At dinner, I met a whole host of Hong Kong Jews from all over the world: South Africa, Canada, the United States, Britain and Germany. Most were businesspeople with their trades in such things as plastics and technology. I discovered that in Hong Kong, a city of 7 million, there are only 4,000 Jews.

"Many people think it’s strange that there are Jews in H.K., let alone that we have a Jewish film festival," Elias explained. "The Jewish community here is as old as Hong Kong itself — over 150 years." "Although we come from places all over the world, we all have one thing that binds us together — our religion," he continued. "Like most communities, we have been known to fight, but we still care very deeply for each other because we really are each other’s families here…. I’ve visited Jewish communities all over the world, but I’ve never met one that was friendlier than this one."

Before I left Hong Kong, another one of my new Chewish friends, Dr. David Cosman, a chiropractor from Winnipeg, took me for dim sum in Stanley, a shopping village on the water on the south side of the island. For lunch, he ordered two kinds of chicken feet for me to sample.

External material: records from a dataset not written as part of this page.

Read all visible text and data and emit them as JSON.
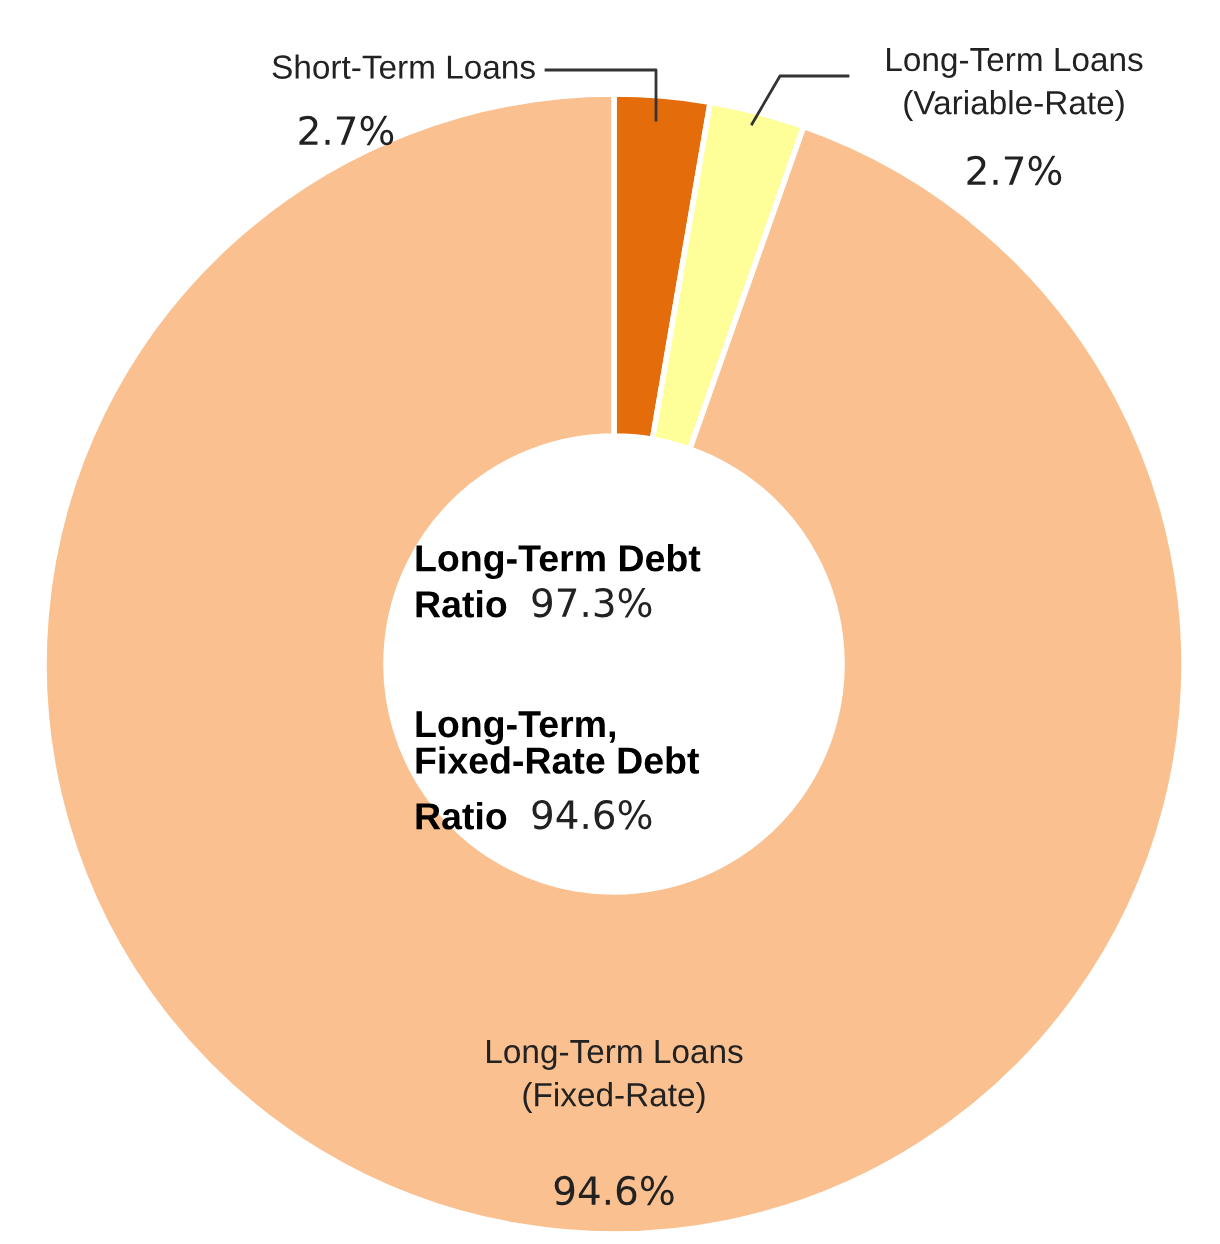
{
  "chart_data": {
    "type": "donut",
    "categories": [
      "Short-Term Loans",
      "Long-Term Loans\n(Variable-Rate)",
      "Long-Term Loans\n(Fixed-Rate)"
    ],
    "values": [
      2.7,
      2.7,
      94.6
    ],
    "value_labels": [
      "2.7%",
      "2.7%",
      "94.6%"
    ],
    "colors": [
      "#e46c0a",
      "#ffff99",
      "#fac090"
    ],
    "annotations": [
      "Long-Term Debt\nRatio",
      "97.3%",
      "Long-Term,\nFixed-Rate Debt\nRatio",
      "94.6%"
    ]
  }
}
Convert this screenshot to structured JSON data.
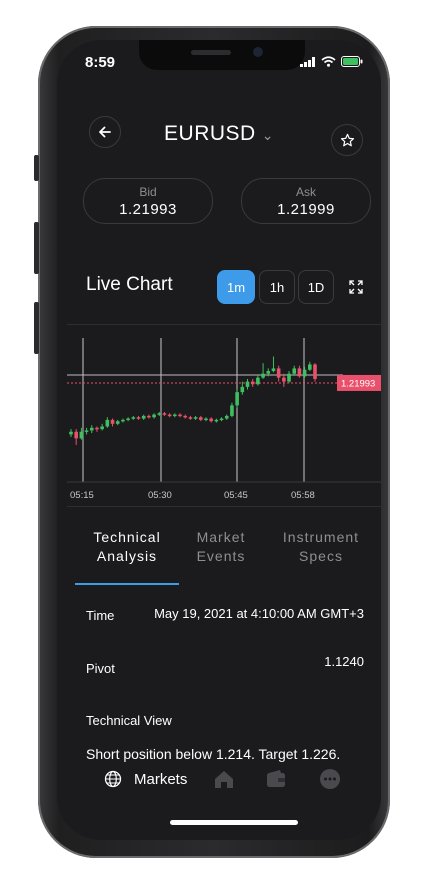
{
  "status": {
    "time": "8:59"
  },
  "header": {
    "symbol": "EURUSD",
    "back_icon": "back-arrow-icon",
    "favorite_icon": "star-icon"
  },
  "quotes": {
    "bid": {
      "label": "Bid",
      "value": "1.21993"
    },
    "ask": {
      "label": "Ask",
      "value": "1.21999"
    }
  },
  "live_chart": {
    "title": "Live Chart",
    "timeframes": [
      {
        "label": "1m",
        "active": true
      },
      {
        "label": "1h",
        "active": false
      },
      {
        "label": "1D",
        "active": false
      }
    ],
    "current_price_label": "1.21993",
    "x_labels": [
      "05:15",
      "05:30",
      "05:45",
      "05:58"
    ]
  },
  "chart_data": {
    "type": "candlestick",
    "x_ticks": [
      "05:15",
      "05:30",
      "05:45",
      "05:58"
    ],
    "current_price": 1.21993,
    "candles": [
      {
        "o": 0.3,
        "c": 0.32,
        "h": 0.34,
        "l": 0.28
      },
      {
        "o": 0.32,
        "c": 0.27,
        "h": 0.34,
        "l": 0.22
      },
      {
        "o": 0.27,
        "c": 0.32,
        "h": 0.35,
        "l": 0.26
      },
      {
        "o": 0.32,
        "c": 0.33,
        "h": 0.35,
        "l": 0.3
      },
      {
        "o": 0.33,
        "c": 0.35,
        "h": 0.37,
        "l": 0.31
      },
      {
        "o": 0.35,
        "c": 0.34,
        "h": 0.36,
        "l": 0.32
      },
      {
        "o": 0.34,
        "c": 0.36,
        "h": 0.38,
        "l": 0.33
      },
      {
        "o": 0.36,
        "c": 0.41,
        "h": 0.43,
        "l": 0.35
      },
      {
        "o": 0.41,
        "c": 0.38,
        "h": 0.42,
        "l": 0.36
      },
      {
        "o": 0.38,
        "c": 0.4,
        "h": 0.41,
        "l": 0.37
      },
      {
        "o": 0.4,
        "c": 0.41,
        "h": 0.42,
        "l": 0.39
      },
      {
        "o": 0.41,
        "c": 0.42,
        "h": 0.43,
        "l": 0.4
      },
      {
        "o": 0.42,
        "c": 0.43,
        "h": 0.44,
        "l": 0.41
      },
      {
        "o": 0.43,
        "c": 0.42,
        "h": 0.44,
        "l": 0.41
      },
      {
        "o": 0.42,
        "c": 0.44,
        "h": 0.45,
        "l": 0.41
      },
      {
        "o": 0.44,
        "c": 0.43,
        "h": 0.45,
        "l": 0.42
      },
      {
        "o": 0.43,
        "c": 0.45,
        "h": 0.46,
        "l": 0.42
      },
      {
        "o": 0.45,
        "c": 0.46,
        "h": 0.47,
        "l": 0.44
      },
      {
        "o": 0.46,
        "c": 0.45,
        "h": 0.47,
        "l": 0.44
      },
      {
        "o": 0.45,
        "c": 0.44,
        "h": 0.46,
        "l": 0.43
      },
      {
        "o": 0.44,
        "c": 0.45,
        "h": 0.46,
        "l": 0.43
      },
      {
        "o": 0.45,
        "c": 0.44,
        "h": 0.46,
        "l": 0.43
      },
      {
        "o": 0.44,
        "c": 0.43,
        "h": 0.45,
        "l": 0.42
      },
      {
        "o": 0.43,
        "c": 0.42,
        "h": 0.44,
        "l": 0.41
      },
      {
        "o": 0.42,
        "c": 0.43,
        "h": 0.44,
        "l": 0.41
      },
      {
        "o": 0.43,
        "c": 0.41,
        "h": 0.44,
        "l": 0.4
      },
      {
        "o": 0.41,
        "c": 0.42,
        "h": 0.43,
        "l": 0.4
      },
      {
        "o": 0.42,
        "c": 0.4,
        "h": 0.43,
        "l": 0.39
      },
      {
        "o": 0.4,
        "c": 0.41,
        "h": 0.42,
        "l": 0.39
      },
      {
        "o": 0.41,
        "c": 0.42,
        "h": 0.43,
        "l": 0.4
      },
      {
        "o": 0.42,
        "c": 0.44,
        "h": 0.45,
        "l": 0.41
      },
      {
        "o": 0.44,
        "c": 0.52,
        "h": 0.54,
        "l": 0.43
      },
      {
        "o": 0.52,
        "c": 0.62,
        "h": 0.64,
        "l": 0.5
      },
      {
        "o": 0.62,
        "c": 0.66,
        "h": 0.7,
        "l": 0.6
      },
      {
        "o": 0.66,
        "c": 0.7,
        "h": 0.72,
        "l": 0.64
      },
      {
        "o": 0.7,
        "c": 0.68,
        "h": 0.72,
        "l": 0.66
      },
      {
        "o": 0.68,
        "c": 0.73,
        "h": 0.75,
        "l": 0.67
      },
      {
        "o": 0.73,
        "c": 0.76,
        "h": 0.84,
        "l": 0.72
      },
      {
        "o": 0.76,
        "c": 0.78,
        "h": 0.8,
        "l": 0.74
      },
      {
        "o": 0.78,
        "c": 0.8,
        "h": 0.89,
        "l": 0.77
      },
      {
        "o": 0.8,
        "c": 0.73,
        "h": 0.82,
        "l": 0.7
      },
      {
        "o": 0.73,
        "c": 0.7,
        "h": 0.76,
        "l": 0.66
      },
      {
        "o": 0.7,
        "c": 0.76,
        "h": 0.78,
        "l": 0.69
      },
      {
        "o": 0.76,
        "c": 0.8,
        "h": 0.82,
        "l": 0.75
      },
      {
        "o": 0.8,
        "c": 0.74,
        "h": 0.82,
        "l": 0.73
      },
      {
        "o": 0.74,
        "c": 0.79,
        "h": 0.81,
        "l": 0.73
      },
      {
        "o": 0.79,
        "c": 0.83,
        "h": 0.85,
        "l": 0.78
      },
      {
        "o": 0.83,
        "c": 0.72,
        "h": 0.84,
        "l": 0.7
      }
    ],
    "price_line": 0.72
  },
  "tabs": [
    {
      "line1": "Technical",
      "line2": "Analysis",
      "active": true
    },
    {
      "line1": "Market",
      "line2": "Events",
      "active": false
    },
    {
      "line1": "Instrument",
      "line2": "Specs",
      "active": false
    }
  ],
  "details": {
    "time_label": "Time",
    "time_value": "May 19, 2021 at 4:10:00 AM GMT+3",
    "pivot_label": "Pivot",
    "pivot_value": "1.1240",
    "technical_view_label": "Technical View",
    "technical_view_text": "Short position below 1.214. Target 1.226."
  },
  "bottom_nav": {
    "markets_label": "Markets",
    "items": [
      "globe-icon",
      "home-icon",
      "wallet-icon",
      "more-icon"
    ]
  },
  "colors": {
    "accent": "#3d9be9",
    "up": "#3fbf5f",
    "down": "#e8506b",
    "background": "#1b1b1d"
  }
}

That’s right. You heard me correctly. The feet of chicken. What’s it like, you ask? Well, it looks like miniature velociraptor claws, has the consistency of, well, hard bone and, believe it or not, it tastes like chicken. Not my mother’s burnt chicken, mind you, but more like the kind of chicken that makes you want to vomit violently into a trash can after you bite into it. And this Jewish man was eating it like it was the God’s gift to the culinary arts. So in answer to the declarative statement your mother used to trump you with at the dinner table: While there may be people starving in China, the Jewish community in Hong Kong seems to be holding their dim sum down just fine, thank you.


Jonathan Kesselman, writer and director of The Hebrew Hammer, is an incredibly good looking (yet also modest), slightly neurotic, single, self-proclaimed ‘nice’ Jewish boy from the Valley, who enjoys writing run-on sentences.